Sometimes we get stymied or paralyzed by the uncertainty of things to the point where we find it easier to reside in the current state of our being rather than take a risk and try something new. When Martin Luther said the words, “Sin Boldly,” he didn’t say it in order to give us free license to do whatever we want in life, knowing that God will forgive us. He followed those words, “Sin boldly,” with this, “but let your trust in Christ be stronger, and rejoice in Christ who is the victor over sin, death and the world.” In other words, sometimes you just have to take a chance in the face of changes, trusting God to be with you.

There will always be change happening in the world and in our lives. As we see the dry leaves falling off the trees, we know that the growing season is coming to an end in our part of the world. Soon the trees will be bare, the grass brown and the crops empty; the ground covered in snow and the air much colder. This is the reality that we call the changes of the seasons. Those who are able will escape it by going south, but most of us will stay here and endure a different kind of life for the next 5-6 months. The grass withers and the flower fades when the breath of the Lord blows upon it. This much is true. We cannot deny it.

But in the midst of that truth, we have the promise of a faithful God that even though the grass withers and the flower fades, the word of the Lord will stand forever.
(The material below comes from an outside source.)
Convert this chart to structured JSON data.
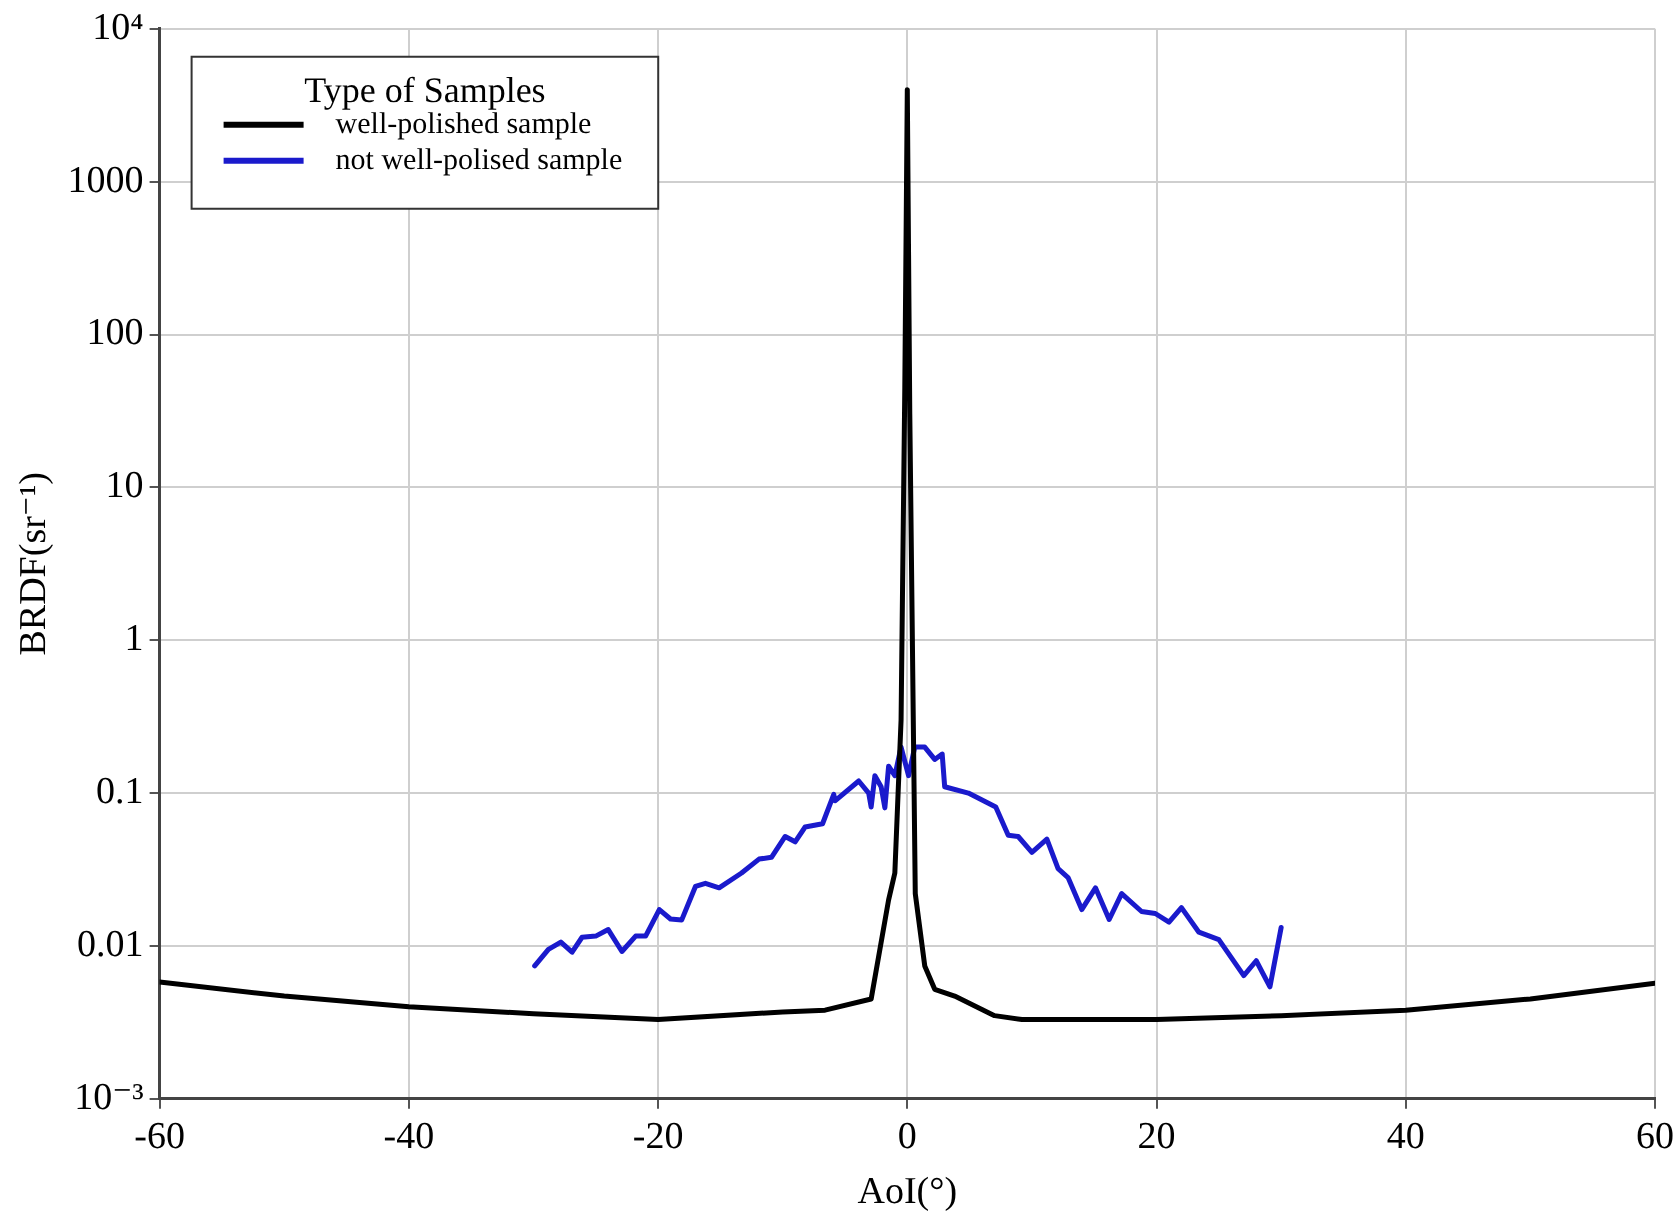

We have the promised gift of the unchangeable character of Gods purpose. As the author to the Hebrews said in our second lesson, that unchangeable character of God’s purpose is our hope; that is the steadfast anchor of the soul. Life is full of change; God’s love and presence is unchangeable. Change requires decisions, and decisions require us to discern what time it is, whether it is a time to throw away stones or to gather stones together. And inherent in that discernment process is the presence of the Holy Spirit to guide us. And when the process is unpleasant, the Holy Spirit promises to comfort and encourage us. And when we mistakenly make decisions which are selfish or hurtful, the Holy Spirit is there to knock us down, pick us up, and set us on a new course. That is the promise that anchors our soul!
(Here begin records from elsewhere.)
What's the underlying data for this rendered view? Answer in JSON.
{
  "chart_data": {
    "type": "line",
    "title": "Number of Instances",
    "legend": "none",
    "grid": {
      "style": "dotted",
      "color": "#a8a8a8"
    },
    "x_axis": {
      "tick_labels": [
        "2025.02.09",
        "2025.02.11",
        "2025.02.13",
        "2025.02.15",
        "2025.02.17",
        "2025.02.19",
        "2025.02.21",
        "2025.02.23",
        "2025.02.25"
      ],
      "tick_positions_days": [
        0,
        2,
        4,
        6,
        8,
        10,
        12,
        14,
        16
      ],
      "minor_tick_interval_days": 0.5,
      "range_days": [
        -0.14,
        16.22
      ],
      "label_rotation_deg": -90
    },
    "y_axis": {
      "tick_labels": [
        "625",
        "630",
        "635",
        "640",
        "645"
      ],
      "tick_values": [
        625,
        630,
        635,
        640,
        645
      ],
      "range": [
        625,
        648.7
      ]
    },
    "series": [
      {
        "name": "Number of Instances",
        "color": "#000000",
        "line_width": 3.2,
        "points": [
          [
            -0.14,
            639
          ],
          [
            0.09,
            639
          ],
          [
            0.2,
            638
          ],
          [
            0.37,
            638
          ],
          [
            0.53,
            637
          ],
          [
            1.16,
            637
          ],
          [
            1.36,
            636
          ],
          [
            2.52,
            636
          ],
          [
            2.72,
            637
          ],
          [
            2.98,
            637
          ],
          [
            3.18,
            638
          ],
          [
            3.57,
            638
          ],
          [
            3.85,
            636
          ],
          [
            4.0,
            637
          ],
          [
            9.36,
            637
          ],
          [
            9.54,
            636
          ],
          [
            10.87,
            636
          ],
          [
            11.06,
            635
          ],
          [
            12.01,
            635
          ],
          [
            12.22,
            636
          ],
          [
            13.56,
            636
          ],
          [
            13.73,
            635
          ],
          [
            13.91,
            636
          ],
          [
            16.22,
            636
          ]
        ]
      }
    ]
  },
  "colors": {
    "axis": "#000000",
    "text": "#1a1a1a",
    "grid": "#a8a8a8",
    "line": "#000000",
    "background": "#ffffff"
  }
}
So, what is it time for? Can you point to the presence of the faithful, generous God in your life? Can you remember how the Holy Spirit has been with you during those difficult times of discernment to help you get through? How have you been able to make it through the changes in life that you may at one time been dreading? Is it time for you to give a little more of your time or offerings to God’s mission here or in your community? As we consider our future as a Christian community, we know that it is time for something, something that will definitely involve change; something that the unchangeable character of God’s purpose will certainly bless.
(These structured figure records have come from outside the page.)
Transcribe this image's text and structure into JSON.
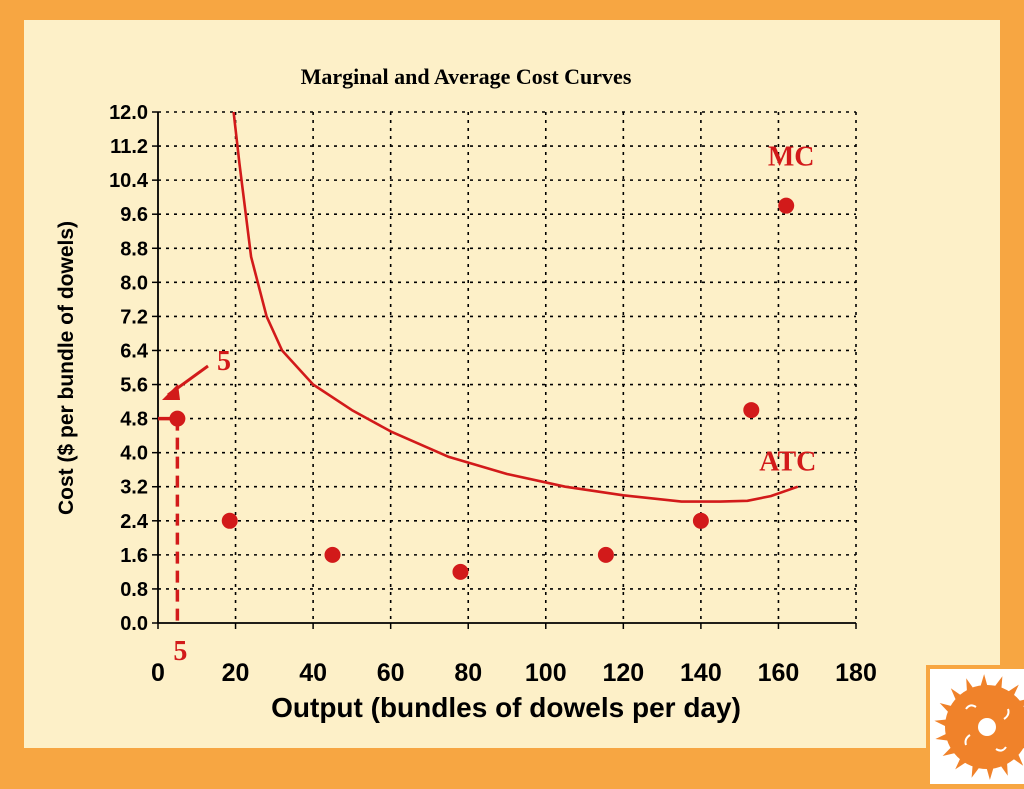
{
  "chart_data": {
    "type": "scatter",
    "title": "Marginal and Average Cost Curves",
    "xlabel": "Output (bundles of dowels per day)",
    "ylabel": "Cost ($ per bundle of dowels)",
    "xlim": [
      0,
      180
    ],
    "ylim": [
      0,
      12
    ],
    "x_ticks": [
      "0",
      "20",
      "40",
      "60",
      "80",
      "100",
      "120",
      "140",
      "160",
      "180"
    ],
    "y_ticks": [
      "12.0",
      "11.2",
      "10.4",
      "9.6",
      "8.8",
      "8.0",
      "7.2",
      "6.4",
      "5.6",
      "4.8",
      "4.0",
      "3.2",
      "2.4",
      "1.6",
      "0.8",
      "0.0"
    ],
    "grid": true,
    "series": [
      {
        "name": "MC",
        "type": "scatter",
        "color": "#d21a1a",
        "x": [
          5,
          18.5,
          45,
          78,
          115.5,
          140,
          153,
          162
        ],
        "y": [
          4.8,
          2.4,
          1.6,
          1.2,
          1.6,
          2.4,
          5.0,
          9.8
        ]
      },
      {
        "name": "ATC",
        "type": "line",
        "color": "#d21a1a",
        "x": [
          19.5,
          21,
          24,
          28,
          32,
          40,
          50,
          60,
          75,
          90,
          105,
          120,
          135,
          145,
          152,
          158,
          165
        ],
        "y": [
          12.0,
          10.8,
          8.6,
          7.2,
          6.4,
          5.6,
          5.0,
          4.5,
          3.9,
          3.5,
          3.2,
          3.0,
          2.85,
          2.85,
          2.87,
          2.98,
          3.2
        ]
      }
    ],
    "annotations": [
      {
        "text": "5",
        "role": "x-marker-label"
      },
      {
        "text": "5",
        "role": "y-marker-label"
      }
    ]
  }
}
Lutherans’ resistance toward change is well documented and joked about. How many Lutherans does it take to change a light bulb? None – we don’t like change! But it is inevitable that change will happen in our lives. The only way we can face it is to discern together what God is calling us to do – how God is calling us to be part of the future of God’s mission here. To that end, I want to end my message with a good Lutheran prayer for courage in the face of an unknown future. In this prayer, we confess our hope, based in the faithfulness of God’s promises, for our future. Lord God, you have called your servants to ventures of which we cannot see the ending, by paths as yet untrodden, through perils unknown. Give us faith to go out with good courage, not knowing where we go, but only that your hand is leading us and your love supporting us; through Jesus Christ our Lord. Amen.